The Toronto Star has the largest circulation in Canada. The paper has an enormous impact on Canada’s federal and provincial politics as well as shaping public opinion. This editorial was originally published on August 16, 2010.
Toronto Star Editorial: Trolling for votes in northern Ontario last week, provincial Conservative Leader Tim Hudak promised to repeal the Far North Act if he is elected. He called it a “bad bill.”
Actually, repealing it is a bad idea.
The Far North Act, which is expected to be passed by the Legislature this fall, is an attempt by the Liberal government to reconcile three competing interests in our north: the environment, the resource industries and the First Nations.

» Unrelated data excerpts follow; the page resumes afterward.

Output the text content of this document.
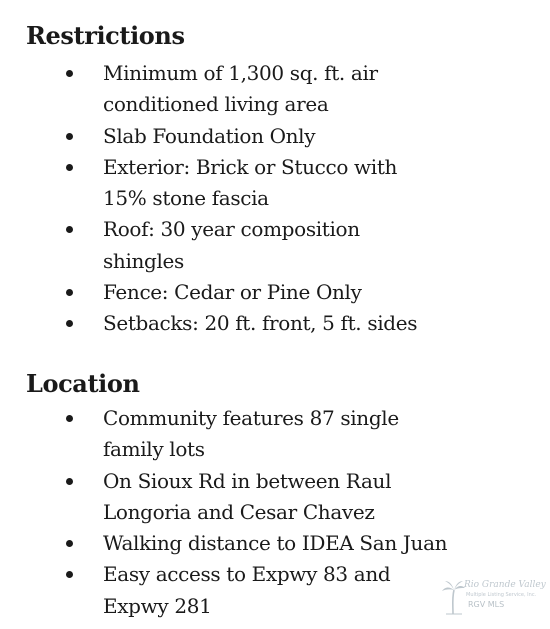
Restrictions
Minimum of 1,300 sq. ft. air
conditioned living area
Slab Foundation Only
Exterior: Brick or Stucco with
15% stone fascia
Roof: 30 year composition
shingles
Fence: Cedar or Pine Only
Setbacks: 20 ft. front, 5 ft. sides
Location
Community features 87 single
family lots
On Sioux Rd in between Raul
Longoria and Cesar Chavez
Walking distance to IDEA San Juan
Easy access to Expwy 83 and
Expwy 281
Rio Grande Valley
Multiple Listing Service, Inc.
RGV MLS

These interests often come into conflict, with ugly stand-offs resulting, such as the dispute between Platinex, a mining company, and the Kitchenuhmaykoosib Inninuwug (KI) First Nation. KI protesters were jailed, multiple law suits were filed, and Platinex eventually abandoned its claim in return for a $5 million payment from the government.
As Hudak noted, the proposed Far North Act has been criticized by all sides. But that may simply be a sign that the Liberal government has struck the right balance. Certainly the act requires some improvements, but it can be amended in committee this fall.
Hudak also said that Premier Dalton McGuinty wants to turn northern Ontario into “one giant park.” This is half true, as 50 per cent of the region would be protected from development under the legislation. But some 225,000 square kilometers — an area the size of Great Britain — would remain open for business. That is just the sort of compromise that Ontarians expect their government to make.